Q: What is the difference between WHERE and HAVING?

WHERE filters individual rows before the database groups them. HAVING filters groups after aggregation. You cannot use aggregate functions like SUM or COUNT in WHERE — those values do not exist yet at that execution stage.

Q: Why can you use a SELECT alias in ORDER BY but not in WHERE or HAVING?

Because of execution order: FROM → WHERE → GROUP BY → HAVING → SELECT → ORDER BY. SELECT runs before ORDER BY, so aliases are defined by the time ORDER BY executes. WHERE and HAVING run before SELECT, so the aliases do not exist yet.

Q: What does COUNT(*) vs COUNT(column) return when there are NULLs?

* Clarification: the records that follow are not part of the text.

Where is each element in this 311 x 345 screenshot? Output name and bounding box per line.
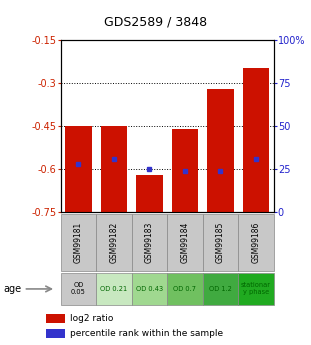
Text: GSM99184: GSM99184 <box>180 222 189 263</box>
Text: GSM99183: GSM99183 <box>145 222 154 263</box>
Bar <box>61 214 96 271</box>
Bar <box>136 175 163 212</box>
Text: OD 0.7: OD 0.7 <box>174 286 197 292</box>
Bar <box>65 126 92 212</box>
Bar <box>167 273 203 305</box>
Text: age: age <box>3 284 21 294</box>
Bar <box>46 329 65 338</box>
Bar <box>167 214 203 271</box>
Bar <box>96 273 132 305</box>
Bar <box>100 126 127 212</box>
Bar <box>132 273 167 305</box>
Bar <box>96 214 132 271</box>
Text: percentile rank within the sample: percentile rank within the sample <box>70 329 223 338</box>
Text: log2 ratio: log2 ratio <box>70 314 114 323</box>
Bar <box>243 68 269 212</box>
Text: OD
0.05: OD 0.05 <box>71 283 86 295</box>
Bar <box>132 214 167 271</box>
Bar <box>172 129 198 212</box>
Text: GDS2589 / 3848: GDS2589 / 3848 <box>104 16 207 29</box>
Bar <box>203 214 238 271</box>
Text: GSM99181: GSM99181 <box>74 222 83 263</box>
Text: GSM99182: GSM99182 <box>109 222 118 263</box>
Text: OD 0.21: OD 0.21 <box>100 286 128 292</box>
Text: GSM99186: GSM99186 <box>251 222 260 263</box>
Text: stationar
y phase: stationar y phase <box>241 283 271 295</box>
Text: GSM99185: GSM99185 <box>216 222 225 263</box>
Bar <box>238 273 274 305</box>
Bar <box>203 273 238 305</box>
Bar <box>238 214 274 271</box>
Bar <box>61 273 96 305</box>
Bar <box>207 89 234 212</box>
Text: OD 1.2: OD 1.2 <box>209 286 232 292</box>
Bar <box>46 314 65 323</box>
Text: OD 0.43: OD 0.43 <box>136 286 163 292</box>
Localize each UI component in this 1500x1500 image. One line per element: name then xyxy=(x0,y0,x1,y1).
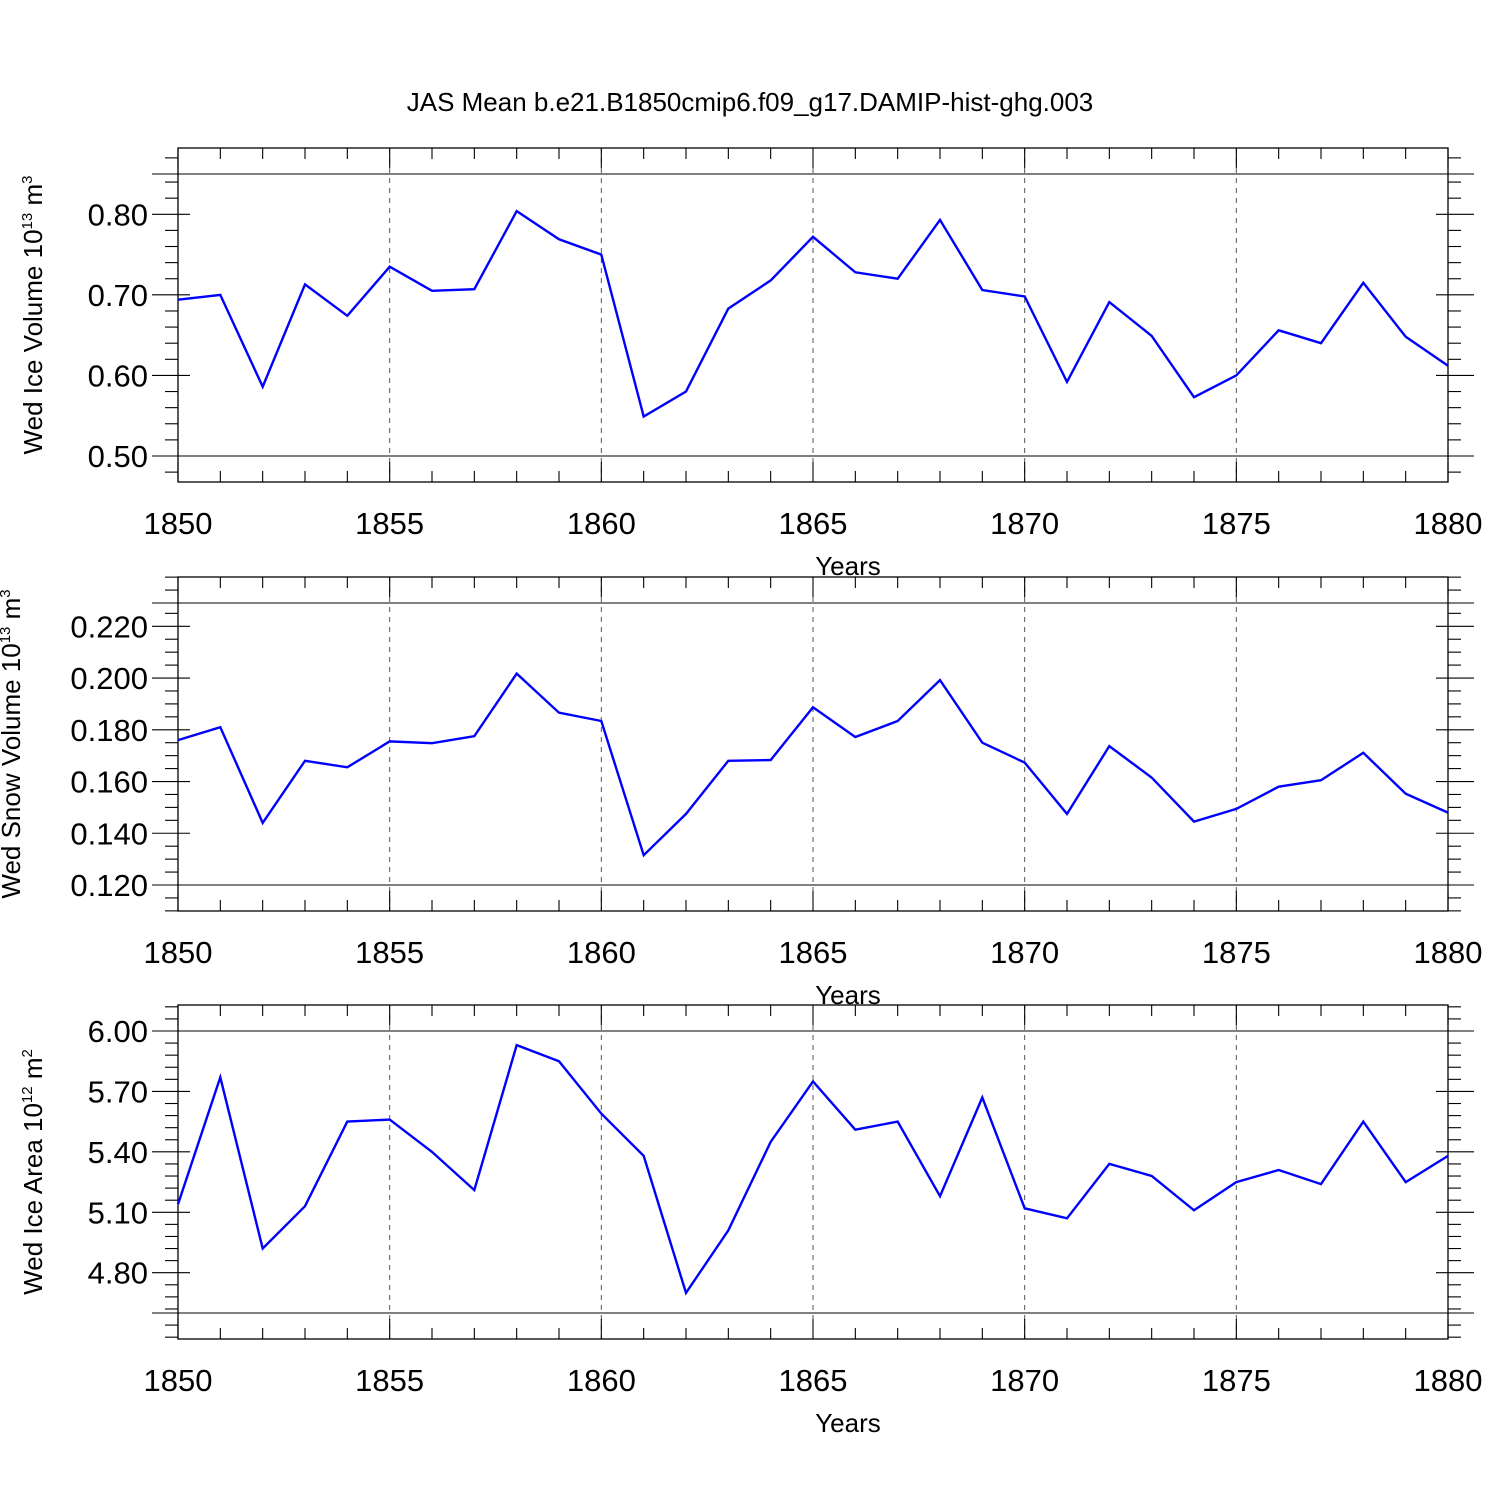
x-tick-label: 1855 xyxy=(355,935,424,970)
x-tick-label: 1860 xyxy=(567,506,636,541)
x-tick-label: 1865 xyxy=(779,506,848,541)
x-tick-label: 1860 xyxy=(567,1363,636,1398)
series-line xyxy=(176,1043,1449,1296)
y-tick-label: 0.200 xyxy=(70,661,148,696)
series-line xyxy=(177,671,1449,858)
x-tick-label: 1850 xyxy=(144,506,213,541)
y-tick-label: 5.40 xyxy=(88,1135,148,1170)
y-axis-title: Wed Ice Volume 1013 m3 xyxy=(18,176,48,455)
series-line xyxy=(177,209,1449,419)
y-tick-label: 0.70 xyxy=(88,278,148,313)
y-axis-title: Wed Ice Area 1012 m2 xyxy=(18,1049,48,1295)
y-tick-label: 0.50 xyxy=(88,439,148,474)
y-tick-label: 5.70 xyxy=(88,1074,148,1109)
chart-panels: 0.50 0.60 0.70 0.80 1850 1855 1860 1865 1870 1875… xyxy=(0,147,1483,1438)
y-tick-label: 0.220 xyxy=(70,609,148,644)
figure-title: JAS Mean b.e21.B1850cmip6.f09_g17.DAMIP-… xyxy=(407,87,1094,117)
chart-panel-2: 0.120 0.140 0.160 0.180 0.200 0.220 1850 1855 18… xyxy=(0,576,1483,1010)
x-tick-label: 1880 xyxy=(1414,1363,1483,1398)
x-tick-label: 1860 xyxy=(567,935,636,970)
y-axis-title: Wed Snow Volume 1013 m3 xyxy=(0,589,26,898)
y-tick-label: 0.140 xyxy=(70,816,148,851)
y-tick-label: 6.00 xyxy=(88,1014,148,1049)
x-tick-label: 1865 xyxy=(779,935,848,970)
x-tick-label: 1870 xyxy=(990,1363,1059,1398)
x-axis-title: Years xyxy=(815,1408,881,1438)
y-tick-label: 4.80 xyxy=(88,1256,148,1291)
x-tick-label: 1875 xyxy=(1202,1363,1271,1398)
x-tick-label: 1870 xyxy=(990,935,1059,970)
x-tick-label: 1855 xyxy=(355,506,424,541)
y-tick-label: 0.160 xyxy=(70,765,148,800)
y-tick-label: 0.180 xyxy=(70,713,148,748)
x-tick-label: 1865 xyxy=(779,1363,848,1398)
x-tick-label: 1870 xyxy=(990,506,1059,541)
x-tick-label: 1880 xyxy=(1414,506,1483,541)
x-tick-label: 1880 xyxy=(1414,935,1483,970)
chart-panel-3: 4.80 5.10 5.40 5.70 6.00 1850 1855 1860 1865 1870… xyxy=(18,1004,1483,1438)
x-tick-label: 1850 xyxy=(144,935,213,970)
y-tick-label: 0.120 xyxy=(70,868,148,903)
x-axis-title: Years xyxy=(815,551,881,581)
x-tick-label: 1850 xyxy=(144,1363,213,1398)
x-tick-label: 1855 xyxy=(355,1363,424,1398)
x-tick-label: 1875 xyxy=(1202,935,1271,970)
y-tick-label: 0.80 xyxy=(88,197,148,232)
y-tick-label: 5.10 xyxy=(88,1195,148,1230)
y-tick-label: 0.60 xyxy=(88,358,148,393)
x-tick-label: 1875 xyxy=(1202,506,1271,541)
chart-panel-1: 0.50 0.60 0.70 0.80 1850 1855 1860 1865 1870 1875… xyxy=(18,147,1483,581)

COUNT(*) counts every row. COUNT(column) skips rows where that column is NULL. On a table where 20% of rows have a NULL amount, COUNT(amount) will be 20% lower than COUNT(*).


Success

Key takeaway: WHERE filters rows (before grouping), HAVING filters groups (after aggregation). Every non-aggregated column in SELECT must appear in GROUP BY. AVG and SUM silently ignore NULLs.